Vietjet, Vietnam’s biggest private airline, finalized a $6.5 billion agreement on Friday to buy 50 Airbus A321neo jets. The deal was signed in Hanoi by Nguyen Thi Phuong Thao, Vietjet founder and CEO, and Christian Scherer, Airbus Chief Commercial Officer.
Both prime ministers of France and Vietnam witnessed the signing. Vietjet had inked a Memorandum of Understanding for the order back in July at the Farnborough International Airshow in the U.K. The purchase brings the budget carrier’s total orders for A320 Family aircraft to 171, 46 of which have so far been delivered.
“The fuel efficient A321neo will enable us to increase capacity and help us to expand the network significantly, especially on international routes,” Nguyen, founder and CEO of the airline, said in a press release.

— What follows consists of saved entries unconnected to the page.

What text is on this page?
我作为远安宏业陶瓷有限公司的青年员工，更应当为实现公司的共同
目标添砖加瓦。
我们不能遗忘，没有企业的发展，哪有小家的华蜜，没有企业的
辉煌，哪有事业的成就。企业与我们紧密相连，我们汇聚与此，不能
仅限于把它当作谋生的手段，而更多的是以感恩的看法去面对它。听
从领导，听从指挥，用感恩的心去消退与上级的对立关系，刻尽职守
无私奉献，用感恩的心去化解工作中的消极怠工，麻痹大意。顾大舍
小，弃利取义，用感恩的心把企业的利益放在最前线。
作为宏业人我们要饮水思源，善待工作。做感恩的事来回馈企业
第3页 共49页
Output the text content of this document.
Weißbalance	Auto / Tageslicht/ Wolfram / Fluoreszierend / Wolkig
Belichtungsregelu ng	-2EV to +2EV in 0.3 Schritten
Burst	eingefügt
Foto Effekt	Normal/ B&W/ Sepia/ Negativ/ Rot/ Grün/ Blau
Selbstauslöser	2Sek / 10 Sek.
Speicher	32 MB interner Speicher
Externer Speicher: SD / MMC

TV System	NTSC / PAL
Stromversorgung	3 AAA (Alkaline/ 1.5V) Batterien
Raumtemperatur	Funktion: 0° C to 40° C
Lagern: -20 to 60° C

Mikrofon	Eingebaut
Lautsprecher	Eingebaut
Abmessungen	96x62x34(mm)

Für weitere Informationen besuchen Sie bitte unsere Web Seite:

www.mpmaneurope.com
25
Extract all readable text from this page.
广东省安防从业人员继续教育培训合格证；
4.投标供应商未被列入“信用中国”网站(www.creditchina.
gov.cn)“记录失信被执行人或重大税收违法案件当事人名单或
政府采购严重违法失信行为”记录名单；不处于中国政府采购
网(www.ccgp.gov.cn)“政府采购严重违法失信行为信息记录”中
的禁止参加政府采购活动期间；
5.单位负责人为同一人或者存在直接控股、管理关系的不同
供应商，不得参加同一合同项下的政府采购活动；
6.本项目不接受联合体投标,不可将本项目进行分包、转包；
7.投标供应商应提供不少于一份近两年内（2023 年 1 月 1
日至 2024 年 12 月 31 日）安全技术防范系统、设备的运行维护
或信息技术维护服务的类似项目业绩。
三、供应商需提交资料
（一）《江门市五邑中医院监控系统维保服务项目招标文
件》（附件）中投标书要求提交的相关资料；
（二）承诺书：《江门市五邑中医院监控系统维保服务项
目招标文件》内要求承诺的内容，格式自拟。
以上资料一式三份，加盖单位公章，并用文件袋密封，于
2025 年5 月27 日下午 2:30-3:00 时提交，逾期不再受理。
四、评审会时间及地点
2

Nguyen, 48, is one of the world’s most successful entrepreneurs and the only self-made female billionaire in all of Southeast Asia. She launched the airline in 2011, making a big splash early on with ads featuring bikini-clad flight attendants. The airline was fined $1,000 in 2012 for having a bikini fashion show on one of its domestic flights without a permit from authorities. In response to criticisms, Nguyen said it was her way to bring joy to customers and promote freedom of choice — everybody should be able to wear whatever they want if that makes them happy. Vietjet hosted its most recent on-flight bikini show in January to welcome the national soccer team back from an overseas game, sparking another round of public outrage.
Nguyen took the company public in early 2017, after a planning process of over 800 days, she said in an interview with Forbes Vietnam that year. She debuted on Forbes list of the World’s Billionaires in 2017 shortly after the IPO. Forbes currently estimates her net worth at $2.7 billion.
The airline, which reported $1.8 billion in 2017 revenue and net profit of nearly $200 million, currently offers over 300 flights a day, with 101 domestic and regional routes– almost double the routes it had in early 2017. The average age of all of its fleet is three years. About 30% of Vietjet’s 17 million customers were first-time flyers, Nguyen told Forbes Vietnam, explaining that customers give it a try because of the airline’s lower prices. A round-trip ticket from Hanoi to Ho Chi Minh City costs about $140, while the same trip on Vietnam Airlines, the national airline, costs $260.
Nguyen studied economics and finance in Soviet Russia in the 1980s. She got the idea of creating a low-cost airline while working as a commodities trader. Nguyen is one of just four Vietnamese billionaires listed by Forbes and is the only female billionaire in the country, where less than 20% of company board members are women, according to a 2017 report by Deloitte.
“I’m still not used to being called a billionaire. Because in almost 30 years of doing business, I’ve never counted how much money I have nor set a goal to become a billionaire,” Nguyen said in the 2017 Forbes Vietnam interview. “I grew up not having to worry about money, so making money was never my goal.” She aims to keep expanding Vietjet’s routes and possibly to list shares overseas in the future, which would make it the first company in Vietnam to do so.